E diferentemente do que costumamos ler ou ouvir a respeito de religião, ou sobre o que cada grupo ou igreja representa, ao acompanharmos Santo Forte acabamos adquirindo uma noção mais sincera sobre algumas crenças e do comportamento de pessoas com relação a sua fé. Um exemplo de tal diferença é o caso do senhor apelidado de “Taninha”, que apesar de se declarar católico, admitia já ter passado por experiências com a umbanda e se julgava feliz dessa forma. Assim como Taninha, outros personagens experimentavam seguir tal caminho e pareciam se sentir à vontade com a escolha, mesmo diante do cenário de intolerância muitas vezes criado por vários representantes religiosos que não concordam com esse tipo de opção por parte dos fiéis.
O filme é fruto da coleta de opiniões e relatos de alguns moradores de uma favela carioca, mas a informalidade das conversas conduzidas por Coutinho acaba por criar uma proximidade entre o espectador e os personagens. Em poucos minutos já é possível esquecer que o que vemos na tela é o relato sobre a vida de outras pessoas. Fica difícil até se desconectar do universo desses moradores após conhecer e acompanhar um pouco mais sobre seus dramas, seus medos e desventuras relacionadas à sua vivência religiosa.

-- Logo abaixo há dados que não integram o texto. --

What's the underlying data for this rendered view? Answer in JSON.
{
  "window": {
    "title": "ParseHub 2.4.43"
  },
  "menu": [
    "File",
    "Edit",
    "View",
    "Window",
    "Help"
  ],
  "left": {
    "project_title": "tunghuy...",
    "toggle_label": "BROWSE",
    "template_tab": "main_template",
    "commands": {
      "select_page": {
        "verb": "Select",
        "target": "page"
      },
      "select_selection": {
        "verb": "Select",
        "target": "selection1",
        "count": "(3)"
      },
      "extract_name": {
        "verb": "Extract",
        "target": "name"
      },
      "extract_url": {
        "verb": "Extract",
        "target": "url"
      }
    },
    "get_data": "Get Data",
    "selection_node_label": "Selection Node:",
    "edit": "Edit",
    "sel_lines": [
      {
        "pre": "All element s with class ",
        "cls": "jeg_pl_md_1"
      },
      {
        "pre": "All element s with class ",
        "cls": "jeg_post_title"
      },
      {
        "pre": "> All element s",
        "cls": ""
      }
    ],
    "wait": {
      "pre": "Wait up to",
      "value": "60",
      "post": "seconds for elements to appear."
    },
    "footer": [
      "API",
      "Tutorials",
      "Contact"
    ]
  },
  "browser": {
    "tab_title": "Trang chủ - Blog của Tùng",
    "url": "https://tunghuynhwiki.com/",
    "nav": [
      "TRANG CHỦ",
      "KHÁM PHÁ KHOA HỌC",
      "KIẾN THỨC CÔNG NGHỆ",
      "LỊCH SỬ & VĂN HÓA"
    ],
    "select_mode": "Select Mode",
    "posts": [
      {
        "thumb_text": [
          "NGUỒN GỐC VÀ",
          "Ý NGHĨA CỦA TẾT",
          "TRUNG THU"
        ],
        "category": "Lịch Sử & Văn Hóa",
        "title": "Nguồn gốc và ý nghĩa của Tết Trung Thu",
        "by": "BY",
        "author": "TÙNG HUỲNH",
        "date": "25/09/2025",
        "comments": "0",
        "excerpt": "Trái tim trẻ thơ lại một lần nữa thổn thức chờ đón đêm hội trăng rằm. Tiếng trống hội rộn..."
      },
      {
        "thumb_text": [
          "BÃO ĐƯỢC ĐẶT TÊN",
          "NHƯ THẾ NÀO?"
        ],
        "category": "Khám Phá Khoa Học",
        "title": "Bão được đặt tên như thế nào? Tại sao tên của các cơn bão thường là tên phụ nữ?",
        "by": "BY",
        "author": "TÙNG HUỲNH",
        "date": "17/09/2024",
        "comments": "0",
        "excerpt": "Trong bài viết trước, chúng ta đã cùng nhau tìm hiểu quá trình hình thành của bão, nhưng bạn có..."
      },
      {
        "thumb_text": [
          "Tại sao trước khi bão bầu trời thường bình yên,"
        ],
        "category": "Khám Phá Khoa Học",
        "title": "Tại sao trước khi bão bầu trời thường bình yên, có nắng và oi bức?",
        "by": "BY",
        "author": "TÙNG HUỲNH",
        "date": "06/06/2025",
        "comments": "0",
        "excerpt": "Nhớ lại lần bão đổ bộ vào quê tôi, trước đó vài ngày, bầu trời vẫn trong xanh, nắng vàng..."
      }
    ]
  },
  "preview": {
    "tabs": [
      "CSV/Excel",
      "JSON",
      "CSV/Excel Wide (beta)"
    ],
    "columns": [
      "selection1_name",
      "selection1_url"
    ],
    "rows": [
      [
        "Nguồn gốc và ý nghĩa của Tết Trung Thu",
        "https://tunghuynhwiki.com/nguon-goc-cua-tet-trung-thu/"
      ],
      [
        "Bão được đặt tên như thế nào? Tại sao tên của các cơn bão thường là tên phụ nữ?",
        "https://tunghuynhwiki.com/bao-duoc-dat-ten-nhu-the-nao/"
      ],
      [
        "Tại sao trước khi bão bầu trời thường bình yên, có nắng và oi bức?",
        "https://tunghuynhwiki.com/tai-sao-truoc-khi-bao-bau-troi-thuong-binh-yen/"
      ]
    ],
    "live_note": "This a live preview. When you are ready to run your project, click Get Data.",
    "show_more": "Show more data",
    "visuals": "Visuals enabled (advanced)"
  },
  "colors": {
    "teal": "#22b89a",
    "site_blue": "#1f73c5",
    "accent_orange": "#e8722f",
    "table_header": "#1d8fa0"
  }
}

Coutinho vai além da ideia de apresentar cenas de cultos ou instantes artificiais que poderiam ser reproduzidos para a demonstração da fé dos personagens. A representação se torna tão verdadeira através de sua capacidade quase hipnótica de conduzir suas conversas, que nem mesmo uma manifestação religiosa espontânea dos entrevistados poderia ganhar um caráter mais verídico. O filme apresenta algumas imagens de rituais em passagens rápidas intercaladas por cenas silenciosas e perturbadoras de ambientes vazios. Tais momentos compõe a estrutura narrativa de Santo Forte, consequentemente lhe conferindo um ritmo agradável e ao mesmo tempo interessante.
A história destas famílias causa a impressão de que muitas delas têm a consciência da importância que a fé possui em suas vidas, apesar de aparentemente não se sentirem livres. É como se tudo ao seu redor fosse fruto de uma graça que teriam recebido e pela qual deveriam lutar sempre para recompensar quem o ou que lhe ajudou a alcançar essa dádiva. Ainda assim, muitos dos personagens apresentados em Santo Forte pareciam não se importar com tal “dívida”, mesmo que para alguns deles falte o brilho no olhar que muitas vezes captamos nas pessoas que aparentam estar em paz consigo mesmas.